The reason for this uncomfortable phenomenon is that all disorders are nothing more than exaggerations of normal behaviors. In fact, they are so similar that it was necessary to create a manual of differential diagnostic methods in order to separate one from another. In therapy these manuals are generally of little or no use, because the name of an ailment is trivial, what is treated is not a diagnostic, but an entire person. Unless we are doing a statistical workup, or a formal diagnostic, to label a person as a "compulsive" or "paranoid" or suffering from "OCD" misses the point, because it substitutes a label for the warm and vibrant experience of the individual. (In the present case, after years of professional diagnostic experience for County Mental Health, as well as in my own clinic, I feel the label of "OCD" is inappropriate.

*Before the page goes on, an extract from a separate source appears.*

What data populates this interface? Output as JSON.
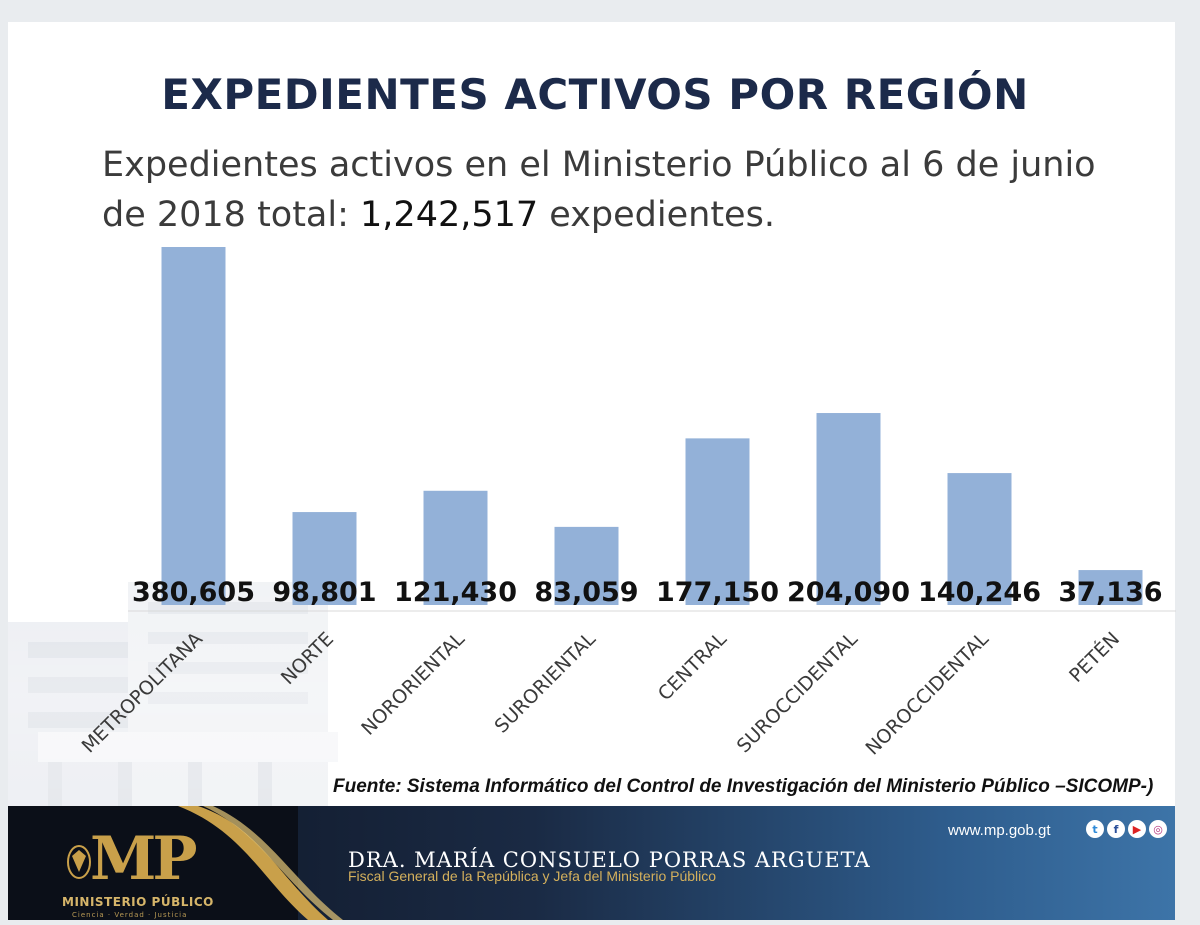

If we were to do a differential diagnostic, a very different label would be selected, based on intrapsychic understanding, and that label would apply only at a sub-clinical level.) Labels are like handles, they are used to grasp things without regard to the rest of the shape of the object. When teaching psychodiagnostics, the first thing I emphasize is that a formal diagnosis is a potential liability to the psychotherapist. Too often we wind up looking at the label instead of the person, As a result, we often miss the content of the experiences and try to treat the diagnosis, not the human individual.
As an example, look at what we are doing! Already we have a discussion about the diagnosis! Where does that leave Juditha? Do we really wish to reduce her to an empty box filled with diagnostic definitions? If so, how about each of us - are we no more than a page of descriptive nomenclature? Do you really want your enjoyment of a good dinner to be reduced to Pavlovian conditioning to salivate on cue? When making love with your Significant Other and you feel the Earth move, do you really want to recall this as just another experience of reinforced skill acquisition? That's where this kind of thinking goes. Ugh! Yuck!
Respectfully, I suggest that use of diagnostic terms intended primarily for the psychiatric profession has no useful application when we are dealing with exotic human experiences.